Anthropic hit 80x growth on 10x capacity planning, killed the flat-rate Claude subsidy, and is leasing 220,000 GPUs from a competitor to keep the lights on — while 59% of production tokens are now agentic workloads that your single-turn eval harness doesn't measure and your cost model underestimates by 5x. Re-price your Claude budget this week, rebuild your eval around trajectories this sprint, and add a provider-routing layer before June 15 or you're making a $30B vendor's IPO margin target a line item on your quarterly invoice.
Frequently asked
- What exactly changed with Anthropic's Claude subscriptions this week?
- Anthropic converted flat-rate paid subscriptions into dollar-matched API credits billed at list price. Programmatic usage through the Agent SDK, GitHub Actions, claude-p, and third-party harnesses like Zed and OpenCode now meters against those credits, which removes the 70–90% effective discount developers were running on Max plans. Claude Code interactive limits were doubled and the peak throttle was removed, but the subsidy on programmatic access is structurally over.
- How do I figure out if the new credit cap is a real price hike or a rounding error for my team?
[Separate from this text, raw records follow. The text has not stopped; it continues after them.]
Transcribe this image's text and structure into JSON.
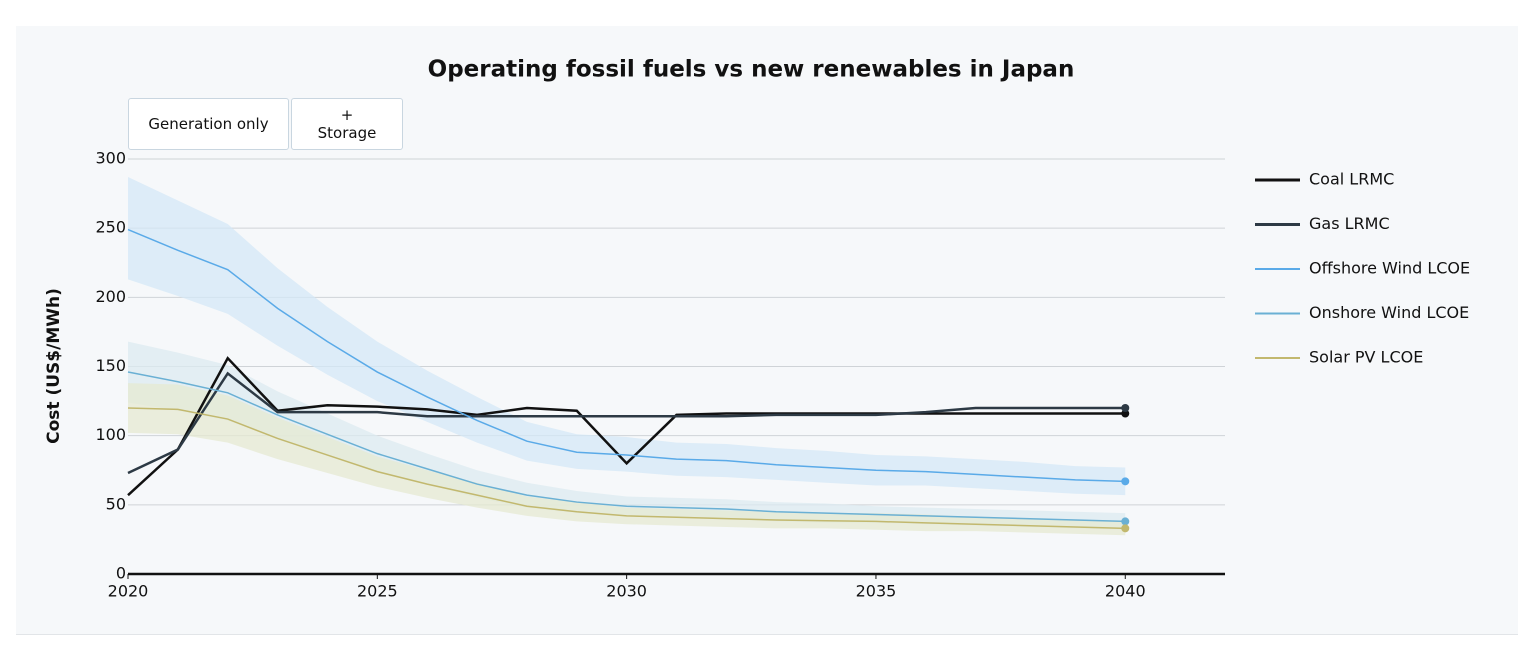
{
  "controls": [
    "Generation only",
    "+ Storage"
  ],
  "chart_data": {
    "type": "line",
    "title": "Operating fossil fuels vs new renewables in Japan",
    "y_label": "Cost (US$/MWh)",
    "x": [
      2020,
      2021,
      2022,
      2023,
      2024,
      2025,
      2026,
      2027,
      2028,
      2029,
      2030,
      2031,
      2032,
      2033,
      2034,
      2035,
      2036,
      2037,
      2038,
      2039,
      2040
    ],
    "xlim": [
      2020,
      2042
    ],
    "xticks": [
      2020,
      2025,
      2030,
      2035,
      2040
    ],
    "ylim": [
      0,
      300
    ],
    "yticks": [
      0,
      50,
      100,
      150,
      200,
      250,
      300
    ],
    "grid": true,
    "legend": "right",
    "series": [
      {
        "name": "Coal LRMC",
        "color": "#111111",
        "width": 2.5,
        "values": [
          57,
          90,
          156,
          118,
          122,
          121,
          119,
          115,
          120,
          118,
          80,
          115,
          116,
          116,
          116,
          116,
          116,
          116,
          116,
          116,
          116
        ]
      },
      {
        "name": "Gas LRMC",
        "color": "#2d3a45",
        "width": 2.5,
        "values": [
          73,
          90,
          145,
          117,
          117,
          117,
          114,
          114,
          114,
          114,
          114,
          114,
          114,
          115,
          115,
          115,
          117,
          120,
          120,
          120,
          120
        ]
      },
      {
        "name": "Offshore Wind LCOE",
        "color": "#5aaae8",
        "width": 1.5,
        "band_color": "#d4e8f7",
        "values": [
          249,
          234,
          220,
          192,
          168,
          146,
          128,
          111,
          96,
          88,
          86,
          83,
          82,
          79,
          77,
          75,
          74,
          72,
          70,
          68,
          67
        ],
        "band_high": [
          287,
          270,
          253,
          221,
          193,
          168,
          147,
          128,
          110,
          101,
          99,
          95,
          94,
          91,
          89,
          86,
          85,
          83,
          81,
          78,
          77
        ],
        "band_low": [
          213,
          201,
          188,
          165,
          144,
          125,
          110,
          95,
          82,
          76,
          74,
          71,
          70,
          68,
          66,
          64,
          64,
          62,
          60,
          58,
          57
        ]
      },
      {
        "name": "Onshore Wind LCOE",
        "color": "#6ab0d4",
        "width": 1.5,
        "band_color": "#dcebf0",
        "values": [
          146,
          139,
          131,
          115,
          101,
          87,
          76,
          65,
          57,
          52,
          49,
          48,
          47,
          45,
          44,
          43,
          42,
          41,
          40,
          39,
          38
        ],
        "band_high": [
          168,
          160,
          151,
          132,
          116,
          100,
          87,
          75,
          66,
          60,
          56,
          55,
          54,
          52,
          51,
          49,
          48,
          47,
          46,
          45,
          44
        ],
        "band_low": [
          124,
          118,
          111,
          98,
          86,
          74,
          65,
          55,
          48,
          44,
          42,
          41,
          40,
          38,
          37,
          37,
          36,
          35,
          34,
          33,
          32
        ]
      },
      {
        "name": "Solar PV LCOE",
        "color": "#c2b86e",
        "width": 1.5,
        "band_color": "#e6ead2",
        "values": [
          120,
          119,
          112,
          98,
          86,
          74,
          65,
          57,
          49,
          45,
          42,
          41,
          40,
          39,
          38.5,
          38,
          37,
          36,
          35,
          34,
          33
        ],
        "band_high": [
          138,
          137,
          129,
          113,
          99,
          85,
          75,
          66,
          56,
          52,
          48,
          47,
          46,
          45,
          44,
          44,
          43,
          41,
          40,
          39,
          38
        ],
        "band_low": [
          102,
          101,
          95,
          83,
          73,
          63,
          55,
          48,
          42,
          38,
          36,
          35,
          34,
          33,
          33,
          32,
          31,
          31,
          30,
          29,
          28
        ]
      }
    ]
  }
}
- Reconcile each Claude-backed workload against the new metered rate and compare projected token burn to your credit cap. The delta depends on token mix: heavy Agent SDK and GitHub Actions traffic that previously rode unlimited subscriptions will see the largest hit, while interactive Claude Code usage may actually improve under doubled limits. Without per-user, per-feature gateway telemetry you cannot answer the question, which is how ServiceNow burned its full-year budget by May.
- Is the OpenAI Codex switch promo worth taking seriously, or just a marketing stunt?
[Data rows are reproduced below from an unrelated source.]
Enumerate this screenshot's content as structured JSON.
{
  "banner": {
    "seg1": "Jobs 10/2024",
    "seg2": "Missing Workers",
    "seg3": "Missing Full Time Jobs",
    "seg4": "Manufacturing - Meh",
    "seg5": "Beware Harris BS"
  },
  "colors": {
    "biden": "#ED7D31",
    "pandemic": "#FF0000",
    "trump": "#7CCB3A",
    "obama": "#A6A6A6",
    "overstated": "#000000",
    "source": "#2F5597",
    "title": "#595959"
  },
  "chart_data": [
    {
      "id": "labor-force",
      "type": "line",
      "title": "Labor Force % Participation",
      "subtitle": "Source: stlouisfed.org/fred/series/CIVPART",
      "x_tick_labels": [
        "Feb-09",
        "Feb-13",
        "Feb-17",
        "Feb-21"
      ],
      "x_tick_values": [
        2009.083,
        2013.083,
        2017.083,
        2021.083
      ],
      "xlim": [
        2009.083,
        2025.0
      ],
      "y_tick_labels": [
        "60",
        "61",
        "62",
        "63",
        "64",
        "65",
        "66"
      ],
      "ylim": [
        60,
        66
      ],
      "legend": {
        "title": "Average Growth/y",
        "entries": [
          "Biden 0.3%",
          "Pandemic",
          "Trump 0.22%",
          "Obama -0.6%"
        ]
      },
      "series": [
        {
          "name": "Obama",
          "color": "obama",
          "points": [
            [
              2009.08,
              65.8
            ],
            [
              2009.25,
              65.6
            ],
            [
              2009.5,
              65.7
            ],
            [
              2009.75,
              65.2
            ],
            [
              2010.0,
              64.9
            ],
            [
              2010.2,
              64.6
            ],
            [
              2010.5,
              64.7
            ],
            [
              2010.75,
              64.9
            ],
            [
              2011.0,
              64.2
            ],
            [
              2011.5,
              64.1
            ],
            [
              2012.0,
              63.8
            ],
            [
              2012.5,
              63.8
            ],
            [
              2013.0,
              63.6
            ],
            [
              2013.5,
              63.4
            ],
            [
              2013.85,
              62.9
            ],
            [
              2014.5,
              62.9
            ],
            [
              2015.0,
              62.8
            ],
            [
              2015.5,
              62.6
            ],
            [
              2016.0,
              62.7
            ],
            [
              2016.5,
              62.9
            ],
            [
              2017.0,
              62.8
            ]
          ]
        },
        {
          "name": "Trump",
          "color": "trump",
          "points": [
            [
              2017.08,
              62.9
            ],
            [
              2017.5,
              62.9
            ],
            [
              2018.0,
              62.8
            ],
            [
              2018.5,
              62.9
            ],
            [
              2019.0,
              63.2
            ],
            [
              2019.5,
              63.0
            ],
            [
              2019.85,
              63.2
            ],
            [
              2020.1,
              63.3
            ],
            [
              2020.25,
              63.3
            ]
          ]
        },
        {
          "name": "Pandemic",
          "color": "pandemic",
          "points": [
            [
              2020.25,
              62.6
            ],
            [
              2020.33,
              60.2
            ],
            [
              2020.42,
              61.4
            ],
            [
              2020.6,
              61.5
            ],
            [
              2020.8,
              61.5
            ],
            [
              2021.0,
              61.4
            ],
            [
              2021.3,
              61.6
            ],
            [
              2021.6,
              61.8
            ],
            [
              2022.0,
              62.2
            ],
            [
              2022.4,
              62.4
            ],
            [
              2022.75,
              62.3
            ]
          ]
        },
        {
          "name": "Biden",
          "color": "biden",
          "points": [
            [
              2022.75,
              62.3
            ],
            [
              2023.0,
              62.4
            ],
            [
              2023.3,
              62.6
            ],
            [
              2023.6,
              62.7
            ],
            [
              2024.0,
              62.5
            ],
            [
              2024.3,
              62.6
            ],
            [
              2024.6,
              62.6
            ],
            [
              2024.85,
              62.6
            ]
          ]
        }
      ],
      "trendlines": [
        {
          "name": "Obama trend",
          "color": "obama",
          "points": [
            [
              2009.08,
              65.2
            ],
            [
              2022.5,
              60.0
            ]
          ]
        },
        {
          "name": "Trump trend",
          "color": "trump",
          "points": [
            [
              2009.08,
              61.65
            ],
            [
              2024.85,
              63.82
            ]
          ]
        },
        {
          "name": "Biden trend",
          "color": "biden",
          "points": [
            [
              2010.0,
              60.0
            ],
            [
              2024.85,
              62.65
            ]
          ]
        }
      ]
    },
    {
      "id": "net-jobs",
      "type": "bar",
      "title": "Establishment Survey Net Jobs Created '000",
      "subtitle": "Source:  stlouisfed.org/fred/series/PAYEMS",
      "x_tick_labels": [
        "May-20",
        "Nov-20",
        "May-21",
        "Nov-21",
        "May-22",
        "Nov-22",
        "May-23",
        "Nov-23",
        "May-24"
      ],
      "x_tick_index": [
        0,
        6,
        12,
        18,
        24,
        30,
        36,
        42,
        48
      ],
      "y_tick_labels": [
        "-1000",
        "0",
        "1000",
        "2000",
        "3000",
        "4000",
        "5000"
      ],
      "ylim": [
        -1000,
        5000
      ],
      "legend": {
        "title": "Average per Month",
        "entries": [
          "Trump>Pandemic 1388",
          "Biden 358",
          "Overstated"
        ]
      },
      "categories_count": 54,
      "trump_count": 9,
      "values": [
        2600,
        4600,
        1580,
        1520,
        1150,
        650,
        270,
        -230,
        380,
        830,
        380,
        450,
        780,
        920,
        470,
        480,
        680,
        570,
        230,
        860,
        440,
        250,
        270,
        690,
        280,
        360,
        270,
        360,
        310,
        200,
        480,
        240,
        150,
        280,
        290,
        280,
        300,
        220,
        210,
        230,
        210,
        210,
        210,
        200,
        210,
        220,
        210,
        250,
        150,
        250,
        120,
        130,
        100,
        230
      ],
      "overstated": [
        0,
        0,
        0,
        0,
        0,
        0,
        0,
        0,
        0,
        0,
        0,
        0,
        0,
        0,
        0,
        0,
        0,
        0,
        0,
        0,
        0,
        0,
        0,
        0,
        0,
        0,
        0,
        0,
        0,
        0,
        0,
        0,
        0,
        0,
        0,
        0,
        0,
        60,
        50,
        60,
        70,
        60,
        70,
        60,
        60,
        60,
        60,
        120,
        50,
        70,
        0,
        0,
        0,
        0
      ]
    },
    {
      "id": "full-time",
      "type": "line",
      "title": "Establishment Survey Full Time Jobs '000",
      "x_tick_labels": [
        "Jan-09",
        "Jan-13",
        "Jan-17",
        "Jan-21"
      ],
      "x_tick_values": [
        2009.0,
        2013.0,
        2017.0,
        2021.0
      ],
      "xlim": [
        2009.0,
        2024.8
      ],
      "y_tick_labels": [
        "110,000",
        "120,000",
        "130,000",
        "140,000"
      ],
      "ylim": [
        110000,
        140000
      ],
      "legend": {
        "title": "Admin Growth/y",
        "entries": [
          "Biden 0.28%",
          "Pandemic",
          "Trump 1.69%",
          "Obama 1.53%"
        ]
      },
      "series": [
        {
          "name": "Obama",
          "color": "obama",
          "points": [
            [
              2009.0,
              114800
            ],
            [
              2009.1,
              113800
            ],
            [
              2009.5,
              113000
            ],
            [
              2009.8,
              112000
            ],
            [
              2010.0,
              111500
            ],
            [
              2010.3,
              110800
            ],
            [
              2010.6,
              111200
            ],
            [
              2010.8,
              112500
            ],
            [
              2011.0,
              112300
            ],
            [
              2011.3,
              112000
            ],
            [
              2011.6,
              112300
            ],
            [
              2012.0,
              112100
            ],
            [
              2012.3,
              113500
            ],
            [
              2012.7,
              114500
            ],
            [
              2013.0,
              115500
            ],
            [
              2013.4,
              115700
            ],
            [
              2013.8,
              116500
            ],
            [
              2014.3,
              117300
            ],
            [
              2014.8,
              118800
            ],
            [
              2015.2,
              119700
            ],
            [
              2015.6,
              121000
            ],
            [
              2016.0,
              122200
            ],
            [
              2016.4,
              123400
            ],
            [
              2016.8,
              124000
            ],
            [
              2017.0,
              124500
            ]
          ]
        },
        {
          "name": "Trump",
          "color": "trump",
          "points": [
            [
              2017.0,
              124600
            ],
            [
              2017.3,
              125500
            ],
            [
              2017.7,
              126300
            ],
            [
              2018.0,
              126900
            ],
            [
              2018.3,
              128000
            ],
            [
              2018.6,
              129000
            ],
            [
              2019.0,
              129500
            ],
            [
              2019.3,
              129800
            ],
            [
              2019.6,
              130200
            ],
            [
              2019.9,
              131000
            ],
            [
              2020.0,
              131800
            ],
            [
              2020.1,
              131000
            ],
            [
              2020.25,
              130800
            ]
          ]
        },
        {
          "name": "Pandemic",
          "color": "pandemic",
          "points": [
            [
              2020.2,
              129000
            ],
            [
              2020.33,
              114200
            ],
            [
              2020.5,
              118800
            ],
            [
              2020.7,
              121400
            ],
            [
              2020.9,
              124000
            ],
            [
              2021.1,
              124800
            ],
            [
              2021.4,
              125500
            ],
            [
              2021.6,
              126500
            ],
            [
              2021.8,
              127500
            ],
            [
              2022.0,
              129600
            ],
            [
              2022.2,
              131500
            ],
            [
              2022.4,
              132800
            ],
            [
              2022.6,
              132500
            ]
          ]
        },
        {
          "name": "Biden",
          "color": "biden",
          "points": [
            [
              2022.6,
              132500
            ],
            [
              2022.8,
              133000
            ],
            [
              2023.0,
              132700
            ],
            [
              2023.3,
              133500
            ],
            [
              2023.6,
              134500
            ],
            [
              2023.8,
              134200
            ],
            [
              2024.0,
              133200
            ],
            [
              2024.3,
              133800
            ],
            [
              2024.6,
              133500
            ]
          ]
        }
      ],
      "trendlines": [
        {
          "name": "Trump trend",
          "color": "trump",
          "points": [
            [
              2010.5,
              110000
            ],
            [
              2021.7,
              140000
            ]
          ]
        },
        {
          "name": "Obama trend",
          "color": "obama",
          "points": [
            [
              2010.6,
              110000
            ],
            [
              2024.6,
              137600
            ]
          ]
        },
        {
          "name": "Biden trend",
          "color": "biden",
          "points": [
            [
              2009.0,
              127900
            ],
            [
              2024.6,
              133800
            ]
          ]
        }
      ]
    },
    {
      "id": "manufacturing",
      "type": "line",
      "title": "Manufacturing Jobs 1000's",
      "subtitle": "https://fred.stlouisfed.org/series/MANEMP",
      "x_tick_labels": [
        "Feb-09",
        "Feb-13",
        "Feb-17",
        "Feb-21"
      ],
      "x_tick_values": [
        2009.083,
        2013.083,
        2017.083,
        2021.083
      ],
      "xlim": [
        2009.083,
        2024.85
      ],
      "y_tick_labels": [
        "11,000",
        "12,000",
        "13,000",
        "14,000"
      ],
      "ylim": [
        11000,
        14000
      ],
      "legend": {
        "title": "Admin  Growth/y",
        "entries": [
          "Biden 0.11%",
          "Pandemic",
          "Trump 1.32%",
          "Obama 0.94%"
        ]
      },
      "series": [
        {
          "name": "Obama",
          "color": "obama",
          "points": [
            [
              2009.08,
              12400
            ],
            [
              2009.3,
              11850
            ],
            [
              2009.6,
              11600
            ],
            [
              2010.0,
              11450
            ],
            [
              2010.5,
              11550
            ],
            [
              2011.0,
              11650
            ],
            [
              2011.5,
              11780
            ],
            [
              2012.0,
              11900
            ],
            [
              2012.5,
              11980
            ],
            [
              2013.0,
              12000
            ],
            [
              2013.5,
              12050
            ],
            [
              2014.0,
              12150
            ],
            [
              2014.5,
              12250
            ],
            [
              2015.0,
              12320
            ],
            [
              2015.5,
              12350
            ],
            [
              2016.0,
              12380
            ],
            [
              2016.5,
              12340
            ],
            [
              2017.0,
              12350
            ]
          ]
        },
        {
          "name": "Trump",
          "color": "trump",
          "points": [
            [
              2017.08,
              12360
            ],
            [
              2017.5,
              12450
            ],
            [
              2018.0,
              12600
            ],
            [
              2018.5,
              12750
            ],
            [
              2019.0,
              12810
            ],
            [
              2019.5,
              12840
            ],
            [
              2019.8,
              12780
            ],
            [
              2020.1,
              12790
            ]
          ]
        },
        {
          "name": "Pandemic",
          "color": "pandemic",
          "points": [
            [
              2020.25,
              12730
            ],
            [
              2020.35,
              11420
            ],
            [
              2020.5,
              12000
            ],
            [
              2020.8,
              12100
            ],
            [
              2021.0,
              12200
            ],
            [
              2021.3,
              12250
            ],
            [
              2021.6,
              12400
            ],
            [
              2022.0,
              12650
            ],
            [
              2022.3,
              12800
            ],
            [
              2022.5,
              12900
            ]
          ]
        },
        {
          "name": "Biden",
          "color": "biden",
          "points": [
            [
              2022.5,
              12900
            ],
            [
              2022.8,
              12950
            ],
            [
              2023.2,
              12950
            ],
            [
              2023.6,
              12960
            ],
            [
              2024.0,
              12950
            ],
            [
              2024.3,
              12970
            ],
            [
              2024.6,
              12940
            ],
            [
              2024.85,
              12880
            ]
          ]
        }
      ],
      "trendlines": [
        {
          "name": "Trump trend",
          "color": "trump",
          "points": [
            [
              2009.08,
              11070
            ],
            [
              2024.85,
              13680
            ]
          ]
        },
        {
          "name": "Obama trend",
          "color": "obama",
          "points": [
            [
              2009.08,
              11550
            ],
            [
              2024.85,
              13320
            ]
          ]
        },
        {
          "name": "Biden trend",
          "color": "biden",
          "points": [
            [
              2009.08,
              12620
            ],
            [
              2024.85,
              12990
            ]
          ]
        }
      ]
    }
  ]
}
- It is worth running as a free head-to-head evaluation window, not as a migration commitment. Two months of free Codex enterprise access lets you benchmark on matched prompts and tool schemas with asymmetric payoff. Instrument with trajectory-level metrics — tool-call precision, steps-to-completion, cost-per-successful-task — because pass@1 will not tell you which model your agents actually finish work on.
- Why are single-turn cost models off by roughly 5x for agentic workloads?
- Agentic traces run input-to-output ratios closer to 15:1, versus the 3:1 assumption baked into older single-turn models, and cache reuse varies by provider. Vercel's gateway data across 200K teams shows agentic traffic is now 59% of token volume, with Anthropic capturing 61% of spend on planning nodes and Google 38% of volume on throughput work. A forecast built on last year's ratio understates spend by about five times, and the error is asymmetric across vendors.
- Which training efficiency result should I prioritize testing this quarter?
- Token Superposition Training is the lowest-risk spike because it changes only the pretraining recipe, with no inference-side architecture change, and it has been validated from 270M up to a 10B-A1B MoE. A matched-FLOP 1B continued-pretraining run is enough to see if the claimed 2–3x wall-clock holds; even a 1.6x result pays for itself on the next full run. Datology's curation finding is also immediately actionable without reproducing the paper — audit data quality before scaling compute further.